宋幻梅的事听着虽然让人十分气愤,对张扬却提供不了任何帮助,也只是多了解到了汪双庆又一块罪恶。张扬终于明白钱娟秀为什么说汪双庆伤天害理了,钱娟秀应该知道汪双庆干的更多的坏事。
张扬把王月灵找来,让她把宋幻梅安置在女工宿舍,然后又单独对王月灵叮嘱了一番,受过伤害的小姑娘心理是很脆弱的,没准一句话,一件小事就可能情绪失控。
“哎,这种坏事经常发生,我在南方打工时就听过许多女工被老板欺负而不敢声张的事。”王月灵听完张扬的话也连声叹息。
“你们女孩子出门在外要保护好自己。”有些女孩没有众人想象的那么坚强,遇到地位稍微比他们高一点儿人的欺负就不敢反抗,有的怕社会上的闲言碎语,有的只是怕失去一份几百块钱一个月的工作,最后只能委曲求全,却让作恶的人越来越大胆。
“老板就没有一个好人。”王月灵话出口才想起来自己面前也是个老板。
“我像干坏事的人吗?”张扬虽然这样问,心里却不十分自信,人一旦觉得做恶不会受到惩罚,马上就会滑落到人品的下限,能被叫老板必是有一定的钱财或势力,而钱财确实能够让人逃脱一些惩罚,老板们也就有了作恶的自由。

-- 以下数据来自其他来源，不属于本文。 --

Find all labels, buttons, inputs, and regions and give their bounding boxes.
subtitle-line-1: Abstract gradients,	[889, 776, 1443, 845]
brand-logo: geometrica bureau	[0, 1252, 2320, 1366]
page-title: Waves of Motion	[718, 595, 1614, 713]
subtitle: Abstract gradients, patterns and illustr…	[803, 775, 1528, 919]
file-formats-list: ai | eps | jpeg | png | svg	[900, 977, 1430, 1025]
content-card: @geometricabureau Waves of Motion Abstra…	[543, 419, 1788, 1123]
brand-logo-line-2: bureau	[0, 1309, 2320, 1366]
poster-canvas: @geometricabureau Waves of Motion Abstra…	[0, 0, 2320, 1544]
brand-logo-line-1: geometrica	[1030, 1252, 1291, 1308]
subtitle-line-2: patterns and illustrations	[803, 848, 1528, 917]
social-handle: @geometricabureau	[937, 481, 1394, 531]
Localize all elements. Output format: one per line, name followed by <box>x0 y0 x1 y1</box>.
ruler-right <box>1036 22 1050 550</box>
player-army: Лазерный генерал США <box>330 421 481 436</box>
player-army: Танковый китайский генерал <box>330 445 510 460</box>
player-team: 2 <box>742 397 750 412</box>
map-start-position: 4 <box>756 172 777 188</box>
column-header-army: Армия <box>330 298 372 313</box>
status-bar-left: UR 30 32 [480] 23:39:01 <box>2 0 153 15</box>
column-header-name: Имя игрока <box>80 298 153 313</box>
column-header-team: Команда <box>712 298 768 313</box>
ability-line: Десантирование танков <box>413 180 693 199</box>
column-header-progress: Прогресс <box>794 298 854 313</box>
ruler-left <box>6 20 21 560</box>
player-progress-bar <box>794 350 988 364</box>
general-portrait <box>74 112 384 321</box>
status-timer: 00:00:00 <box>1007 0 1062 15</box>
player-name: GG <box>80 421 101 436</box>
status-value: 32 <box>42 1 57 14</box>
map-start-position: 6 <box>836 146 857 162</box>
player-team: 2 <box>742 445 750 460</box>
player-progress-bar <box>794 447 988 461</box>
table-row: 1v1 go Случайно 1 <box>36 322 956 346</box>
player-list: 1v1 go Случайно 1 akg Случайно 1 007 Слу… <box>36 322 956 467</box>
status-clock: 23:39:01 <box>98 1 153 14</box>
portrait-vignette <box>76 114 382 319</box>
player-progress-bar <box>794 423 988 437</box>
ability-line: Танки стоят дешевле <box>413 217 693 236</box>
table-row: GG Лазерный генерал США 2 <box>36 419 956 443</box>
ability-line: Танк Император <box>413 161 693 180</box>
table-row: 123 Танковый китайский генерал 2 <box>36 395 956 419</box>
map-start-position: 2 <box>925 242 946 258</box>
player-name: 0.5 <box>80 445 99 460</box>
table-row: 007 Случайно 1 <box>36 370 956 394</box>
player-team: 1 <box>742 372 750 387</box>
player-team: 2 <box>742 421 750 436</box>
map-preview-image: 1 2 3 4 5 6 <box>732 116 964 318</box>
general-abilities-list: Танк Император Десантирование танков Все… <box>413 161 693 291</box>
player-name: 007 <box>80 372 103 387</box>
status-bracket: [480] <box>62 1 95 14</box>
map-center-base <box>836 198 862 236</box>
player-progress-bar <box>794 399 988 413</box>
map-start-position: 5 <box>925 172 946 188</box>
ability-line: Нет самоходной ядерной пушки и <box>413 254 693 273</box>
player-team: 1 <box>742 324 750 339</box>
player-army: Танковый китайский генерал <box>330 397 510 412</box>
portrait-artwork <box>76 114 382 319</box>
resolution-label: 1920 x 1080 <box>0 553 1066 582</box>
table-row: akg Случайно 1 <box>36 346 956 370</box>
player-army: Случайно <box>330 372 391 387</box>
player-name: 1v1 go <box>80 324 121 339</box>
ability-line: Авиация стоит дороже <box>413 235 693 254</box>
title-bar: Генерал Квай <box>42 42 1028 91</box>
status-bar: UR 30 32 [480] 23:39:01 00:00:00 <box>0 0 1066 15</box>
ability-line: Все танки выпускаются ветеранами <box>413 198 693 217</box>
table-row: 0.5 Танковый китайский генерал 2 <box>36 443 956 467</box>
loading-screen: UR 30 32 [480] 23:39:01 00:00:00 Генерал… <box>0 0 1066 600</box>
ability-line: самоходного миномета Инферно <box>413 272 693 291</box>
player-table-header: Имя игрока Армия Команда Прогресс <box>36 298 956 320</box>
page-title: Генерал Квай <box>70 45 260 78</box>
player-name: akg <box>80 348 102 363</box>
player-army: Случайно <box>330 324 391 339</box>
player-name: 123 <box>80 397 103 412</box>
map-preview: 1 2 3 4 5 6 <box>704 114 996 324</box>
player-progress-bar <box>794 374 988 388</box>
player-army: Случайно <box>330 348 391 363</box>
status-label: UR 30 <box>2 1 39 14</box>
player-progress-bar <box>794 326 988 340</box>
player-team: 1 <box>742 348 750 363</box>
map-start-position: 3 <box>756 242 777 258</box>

“确实也不太像。”王月灵夸张的上下打量了张扬好几遍然后才说道。
王月灵觉得张扬年青长得不错又有钱,没必要干坏事。
“什么叫不像,应该说就不是。”张扬自己的提问有毛病,却怨王月灵的答案。
“张扬,终于找到你了,我们有东西给你看。”此时孙爽和林欣急匆匆的跑了进来。